COMMENTARY
Passengers Grumble, Lobbyists Lobby, Congress Mulls As Airline Fees Soar
- by Thom Forbes , Featured Columnist @tforbes, 8 hours ago
The squeeze is on in the wild blue yonder. Even as the seating space on airplanes gets tighter, the airlines continue to raise costs for “amenities” such as checked luggage and battle to keep the fees they charge for once-free services such as making changes to a ticket.
American Airlines, the world’s largest carrier by passenger volume, said yesterday that, as of today, it is raising “fees from $25 to $30 for the first checked bag and from $35 to $40 for the second checked bag each way on flights to and from destinations within the U.S., North America and the Caribbean,” NPR’s David Schaper reports.
“Delta announced similar fees increases earlier this week. United and JetBlue had already hiked checked baggage fees at the beginning of September. Southwest is the only major U.S. airline that does not charge for checked luggage. It said Thursday it would continue to allow passengers to check two bags for free,” Schaper continues.
The increasing costs for checking baggage exacerbate the problems caused by the smaller seating areas because passengers are tempted to lug more of their cargo into the cabin, the New York Timespointed out in an editorial yesterday.
“The typical economy seat is 17 inches wide, about an 8% decrease from the 18.5 inches of a decade or so ago, according to Paul Hudson, president of FlyersRights.org, a consumer advocacy group. The average American man is now 195.7 pounds, the Centers for Disease Control and Prevention says, about an 8% increase over the past 20 years.”
Add in the increasing amount of comfort animals flying with increasingly distraught passengers and “it’s a zoo up there,” the Times concludes. The editorial suggests that it’s unlikely that “today’s jets be evacuated in the 90 seconds mandated by the FAA” despite the agency’s insistence that it “has no evidence that current seat sizes are a factor in evacuation speed.”
Meanwhile, a funding bill for the Federal Aviation Administration that’s now before Congress “includes language to curtail ‘unreasonable’ airline fees. The airlines, with $4.6 billion on the line, are lobbying hard against it,” Ashley Halsey III writes for the Los Angeles Times.
Those fees include the cost of changing a flight, which can be as high as $200, and the fees charged for accessing a stronger WiFi signal.
The reauthorization bill faces a Sept. 30 deadline, but the outcome is still up in the air. Members of Congress fly more than the average American and “bridle at the myriad airline fees,” Halsey observes, but they are also mindful, shall we say, of the $12.4 million the industry has contributed to the campaigns of incumbents over the last 10 years.

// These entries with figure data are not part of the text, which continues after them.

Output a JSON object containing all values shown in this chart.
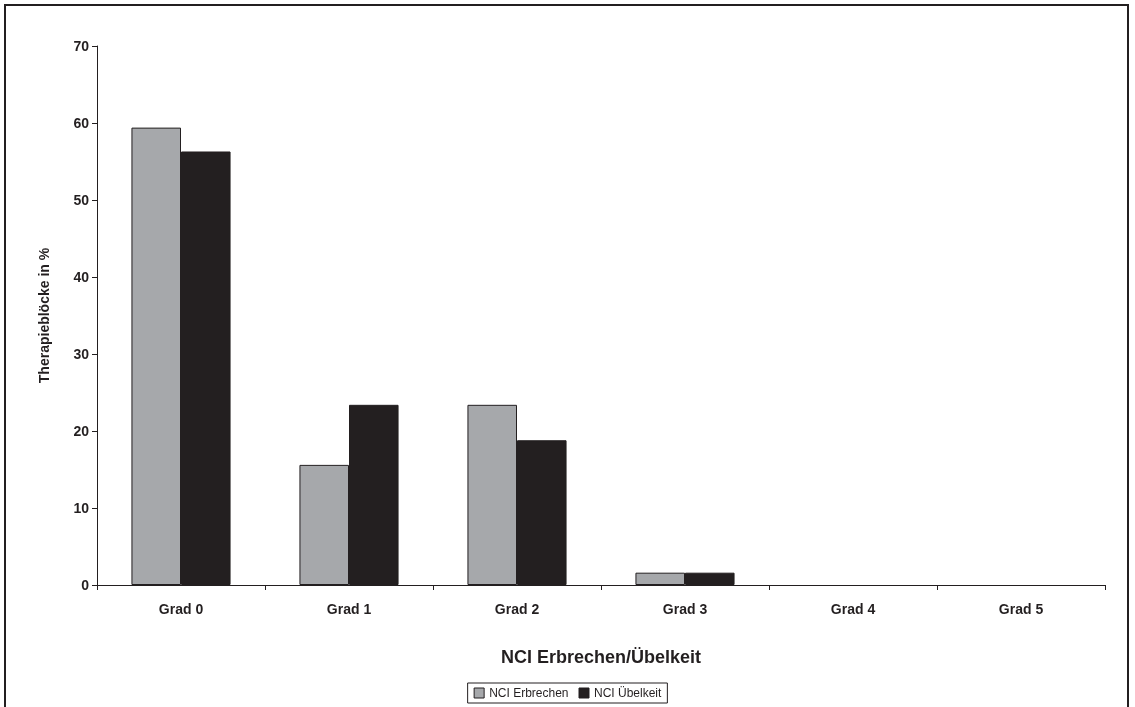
{
  "chart_data": {
    "type": "bar",
    "xlabel": "NCI Erbrechen/Übelkeit",
    "ylabel": "Therapieblöcke in %",
    "categories": [
      "Grad 0",
      "Grad 1",
      "Grad 2",
      "Grad 3",
      "Grad 4",
      "Grad 5"
    ],
    "series": [
      {
        "name": "NCI Erbrechen",
        "color": "#a6a8ab",
        "values": [
          59.4,
          15.6,
          23.4,
          1.6,
          0,
          0
        ]
      },
      {
        "name": "NCI Übelkeit",
        "color": "#231f20",
        "values": [
          56.3,
          23.4,
          18.8,
          1.6,
          0,
          0
        ]
      }
    ],
    "ylim": [
      0,
      70
    ],
    "yticks": [
      0,
      10,
      20,
      30,
      40,
      50,
      60,
      70
    ],
    "legend": "bottom"
  }
}
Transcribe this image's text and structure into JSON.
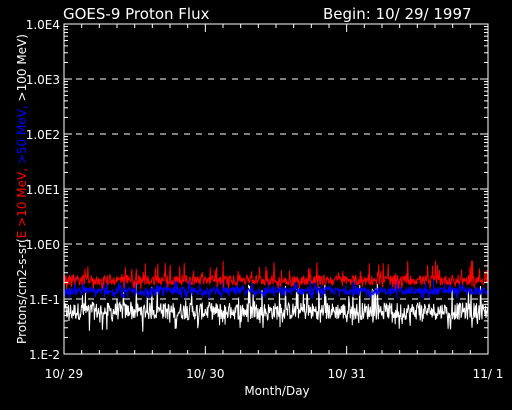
{
  "chart_data": {
    "type": "line",
    "title": "GOES-9 Proton Flux",
    "begin_label": "Begin: 10/ 29/ 1997",
    "xlabel": "Month/Day",
    "ylabel_parts": [
      {
        "text": "Protons/cm2-s-sr(",
        "color": "#ffffff"
      },
      {
        "text": "E >10 MeV,",
        "color": "#ff0000"
      },
      {
        "text": " >50 MeV,",
        "color": "#0000ff"
      },
      {
        "text": " >100 MeV)",
        "color": "#ffffff"
      }
    ],
    "y_scale": "log",
    "ylim": [
      0.01,
      10000
    ],
    "y_ticks": [
      {
        "value": 10000,
        "label": "1.0E4"
      },
      {
        "value": 1000,
        "label": "1.0E3"
      },
      {
        "value": 100,
        "label": "1.0E2"
      },
      {
        "value": 10,
        "label": "1.0E1"
      },
      {
        "value": 1,
        "label": "1.0E0"
      },
      {
        "value": 0.1,
        "label": "1.E-1"
      },
      {
        "value": 0.01,
        "label": "1.E-2"
      }
    ],
    "x_ticks": [
      "10/ 29",
      "10/ 30",
      "10/ 31",
      "11/ 1"
    ],
    "xlim_days": [
      0,
      3
    ],
    "grid": "dashed horizontal",
    "series": [
      {
        "name": "E >10 MeV",
        "color": "#ff0000",
        "typical": 0.22,
        "min": 0.15,
        "max": 0.5
      },
      {
        "name": ">50 MeV",
        "color": "#0000ff",
        "typical": 0.14,
        "min": 0.1,
        "max": 0.25
      },
      {
        "name": ">100 MeV",
        "color": "#ffffff",
        "typical": 0.06,
        "min": 0.025,
        "max": 0.2
      }
    ]
  }
}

Even if they do pass the bill with curtailments on the nuisance fees intact, will it matter?
In what was called “an amazing win for consumers,” an FAA reauthorization bill passed by Congress in July 2016 directed “the transportation secretary to establish a policy to allow children under age 13 ‘to be seated in a seat adjacent to the seat of an accompanying family member over the age of 13 at no additional cost,’” Christopher Elliott reported for the Washington Post.
Little has changed since then, however.
“The reason: The Trump administration has declined to draft new rules detailing how airlines should apply the new law. That means that kids, in some cases, are still being separated from their parents while other families are paying more -- in advance -- to guarantee seats together,” writes the AP’s David Koenig in the Chicago Tribune.
“Buying a plane ticket has been stripped down to mean that you are paying for your mere right to get on the plane; anything else is extra,” observes Aditi Shrikant for Vox. “These extra fees are known as ‘ancillary revenue,’ and in 2017, the top 10 airlines brought in $29.7 billion of it, according to a report by IdeaWorks.”
Shrikant reports on a new source of ancillary revenue that some airlines have added in recent years: “seat bidding, allowing passengers in economy to enter an auction on upgrades to first class. The idea is that instead of seats going empty, airlines will make more than nothing on the available first-class space, and you will pay less than full price for an upgrade.”
She tests the bidding out herself on an app and finds she can snare a Premium seat on a Norwegian Air flight for much less at auction than she would if she bought it outright.
“For those who have the funds and are averse to being crammed into economy, airlines have found a way to squeeze a few more dollars out of them. And with the possibility of standing flights and even tinier plane toilets on the horizon, that cost may seem more and more worth it,” she concludes.
What, you got a problem with standing?